Photoreceptor 201...First charger 202...First open mold position sensor 203...First developer 204...Second charger 205...Second open mold position sensor 206. ...Second developer 212...Polygon scanner unit 30
9...Second laser beam 310...Second laser beam 500...Host system agent Patent attorney Inoue - Mensu Figure 1 Figure 3 Figure 5 Figure 6 Figure DC bias ['l to π4 & Jiang-Kohshi Kanzui family seven years ago (V') Fig. 7 (:1A14114%:tjf,) (JlePt
Jn) Figure 8: Encounter and Training Figure 9: 5j Multi-purpose It Mechanism: 15th/16th Figure 16 Procedural Amendments (Master) 62.2.5 Showa Year Month Japan Patent Office Commissioner Kuro 1) Mr.
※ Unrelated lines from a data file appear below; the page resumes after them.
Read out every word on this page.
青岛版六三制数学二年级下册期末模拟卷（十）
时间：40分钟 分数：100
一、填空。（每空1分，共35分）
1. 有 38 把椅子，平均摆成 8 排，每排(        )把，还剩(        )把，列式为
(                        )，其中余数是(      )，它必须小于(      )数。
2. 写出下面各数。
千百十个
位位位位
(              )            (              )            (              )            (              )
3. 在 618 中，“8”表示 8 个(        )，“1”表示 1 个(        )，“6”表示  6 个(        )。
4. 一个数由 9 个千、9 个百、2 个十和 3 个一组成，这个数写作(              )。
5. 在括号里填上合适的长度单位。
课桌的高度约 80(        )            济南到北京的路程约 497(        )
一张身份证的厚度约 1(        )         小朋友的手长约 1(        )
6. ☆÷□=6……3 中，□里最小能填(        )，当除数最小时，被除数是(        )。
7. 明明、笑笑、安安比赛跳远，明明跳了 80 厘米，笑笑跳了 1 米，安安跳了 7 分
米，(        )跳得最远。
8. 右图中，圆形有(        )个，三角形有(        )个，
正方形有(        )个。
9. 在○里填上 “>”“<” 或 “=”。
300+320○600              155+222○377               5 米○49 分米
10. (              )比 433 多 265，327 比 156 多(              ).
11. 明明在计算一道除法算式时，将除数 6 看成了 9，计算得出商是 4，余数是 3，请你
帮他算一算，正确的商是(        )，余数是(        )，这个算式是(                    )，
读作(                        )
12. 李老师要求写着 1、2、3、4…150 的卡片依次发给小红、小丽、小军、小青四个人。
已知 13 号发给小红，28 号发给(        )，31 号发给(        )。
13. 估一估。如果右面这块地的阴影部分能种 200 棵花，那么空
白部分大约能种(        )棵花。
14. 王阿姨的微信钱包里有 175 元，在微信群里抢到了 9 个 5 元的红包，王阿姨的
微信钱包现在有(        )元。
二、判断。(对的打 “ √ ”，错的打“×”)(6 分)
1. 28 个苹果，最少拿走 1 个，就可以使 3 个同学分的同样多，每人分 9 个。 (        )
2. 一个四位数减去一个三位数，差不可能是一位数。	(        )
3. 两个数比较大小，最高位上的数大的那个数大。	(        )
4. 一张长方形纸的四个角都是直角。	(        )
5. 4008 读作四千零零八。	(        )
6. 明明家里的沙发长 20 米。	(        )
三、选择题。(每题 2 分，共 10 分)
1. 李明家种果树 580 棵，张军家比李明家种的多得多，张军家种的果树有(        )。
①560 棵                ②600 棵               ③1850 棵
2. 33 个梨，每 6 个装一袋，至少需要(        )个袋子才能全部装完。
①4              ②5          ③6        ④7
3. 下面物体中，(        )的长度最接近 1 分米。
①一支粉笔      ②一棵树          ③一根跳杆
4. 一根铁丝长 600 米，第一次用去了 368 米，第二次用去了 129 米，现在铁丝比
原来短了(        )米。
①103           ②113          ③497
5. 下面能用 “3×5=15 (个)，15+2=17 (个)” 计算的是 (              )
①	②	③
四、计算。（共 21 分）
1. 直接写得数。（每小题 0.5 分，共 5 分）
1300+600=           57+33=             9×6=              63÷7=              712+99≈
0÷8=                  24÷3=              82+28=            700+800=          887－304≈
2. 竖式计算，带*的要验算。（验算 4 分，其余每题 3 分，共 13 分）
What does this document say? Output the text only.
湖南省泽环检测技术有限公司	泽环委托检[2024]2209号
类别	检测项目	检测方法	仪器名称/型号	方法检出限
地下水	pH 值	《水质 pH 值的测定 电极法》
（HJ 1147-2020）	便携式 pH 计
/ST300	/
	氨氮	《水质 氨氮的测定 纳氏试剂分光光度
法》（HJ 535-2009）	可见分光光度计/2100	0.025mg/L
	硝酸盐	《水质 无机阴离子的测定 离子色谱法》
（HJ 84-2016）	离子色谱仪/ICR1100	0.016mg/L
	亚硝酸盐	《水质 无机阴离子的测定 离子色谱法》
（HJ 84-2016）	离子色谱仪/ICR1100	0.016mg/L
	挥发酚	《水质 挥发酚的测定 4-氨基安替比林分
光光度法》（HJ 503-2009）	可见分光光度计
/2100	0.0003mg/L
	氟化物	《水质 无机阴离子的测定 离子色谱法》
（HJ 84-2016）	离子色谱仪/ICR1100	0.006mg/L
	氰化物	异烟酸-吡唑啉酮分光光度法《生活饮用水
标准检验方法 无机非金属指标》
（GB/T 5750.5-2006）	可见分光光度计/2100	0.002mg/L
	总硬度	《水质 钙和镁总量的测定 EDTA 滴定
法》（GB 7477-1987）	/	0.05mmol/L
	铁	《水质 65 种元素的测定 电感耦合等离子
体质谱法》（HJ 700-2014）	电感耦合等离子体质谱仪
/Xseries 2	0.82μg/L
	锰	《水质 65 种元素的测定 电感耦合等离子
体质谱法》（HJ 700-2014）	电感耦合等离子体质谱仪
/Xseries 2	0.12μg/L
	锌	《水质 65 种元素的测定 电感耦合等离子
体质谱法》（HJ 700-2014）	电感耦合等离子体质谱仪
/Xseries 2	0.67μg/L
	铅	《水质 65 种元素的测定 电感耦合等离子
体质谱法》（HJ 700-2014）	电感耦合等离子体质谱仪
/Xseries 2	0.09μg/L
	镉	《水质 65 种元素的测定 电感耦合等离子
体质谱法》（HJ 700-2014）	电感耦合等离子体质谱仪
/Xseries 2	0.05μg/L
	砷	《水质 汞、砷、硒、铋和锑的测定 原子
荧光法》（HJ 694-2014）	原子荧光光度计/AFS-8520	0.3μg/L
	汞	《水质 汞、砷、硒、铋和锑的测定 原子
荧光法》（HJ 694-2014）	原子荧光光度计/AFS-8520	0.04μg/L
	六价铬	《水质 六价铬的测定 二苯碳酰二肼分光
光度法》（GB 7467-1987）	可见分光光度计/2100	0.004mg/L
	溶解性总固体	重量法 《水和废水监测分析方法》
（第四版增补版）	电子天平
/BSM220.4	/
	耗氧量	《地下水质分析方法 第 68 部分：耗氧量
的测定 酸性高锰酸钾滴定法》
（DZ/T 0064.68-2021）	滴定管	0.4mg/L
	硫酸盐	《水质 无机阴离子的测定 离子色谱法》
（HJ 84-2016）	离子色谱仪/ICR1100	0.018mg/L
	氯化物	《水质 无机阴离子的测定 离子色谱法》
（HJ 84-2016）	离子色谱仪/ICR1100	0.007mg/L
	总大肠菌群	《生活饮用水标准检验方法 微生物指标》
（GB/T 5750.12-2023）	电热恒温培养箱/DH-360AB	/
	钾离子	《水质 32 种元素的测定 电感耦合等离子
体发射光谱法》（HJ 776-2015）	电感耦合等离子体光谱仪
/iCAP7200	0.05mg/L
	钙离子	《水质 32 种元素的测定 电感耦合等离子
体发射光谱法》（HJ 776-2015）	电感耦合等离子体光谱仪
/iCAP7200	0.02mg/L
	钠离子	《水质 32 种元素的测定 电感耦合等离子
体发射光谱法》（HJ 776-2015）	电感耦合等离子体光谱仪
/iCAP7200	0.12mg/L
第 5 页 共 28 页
Yu Akira■, Indication of the case Patent Application No. 224849 of 1988 2, Name of the invention Image forming device 3, Person making the amendment Relationship with the case Patent applicant (307) Toshiba Corporation 4. Agent: 4-41-11 Kamata, Ota-ku, Tokyo 144 Tsunoda Building Benjo Patent Office Telephone: 736-3558 5. Subject of amendment (1) Detailed description of the invention in the specification Column (2) Drawing 6, contents of amendment (1) 1. In the 11th line of page 13 of the specification, "requisitioned" is corrected to "flying." 2. Correct "from the second developer potential to the first image area potential" in the 11th to 12th lines of page 16 of the specification to "from the second developer to the first image area". 3. Correct "surface potential system" on page 18, line 9 of the specification to "surface potential meter." (2) Figures 5 and 8 will be corrected as shown in the attached sheet. Above/3 days tbD 5th figure 1 coffee O coffee ρD ADD 800

Claims (1)

[Scope of Claims] 1. A plurality of image forming steps each consisting of a charging means, a latent image forming means, and a developing means are arranged around the image carrier, and the arbitrary image formation described above is performed according to the multicolor mode or the monochrome mode. In the device for forming a multicolor or monochrome image on the image carrier by the means, provided at the rear of each set of charging means,
A plurality of potential measuring means for measuring the charged potential on the image bearing member, and the charging level of the image bearing member by each charging means and the developing bias potential of each developing means according to the measurement results from each of these potential measuring means. An image forming apparatus characterized by comprising: a control means for controlling both of the above. 2. The control means controls the charging potential of the charging means and the developing bias of the developing means so that V_B≦V_D_R_U_M+α (where V_B: developing bias potential, V_D_R_U_M: charging potential, α: allowable developing bias potential). An image forming apparatus according to claim 1.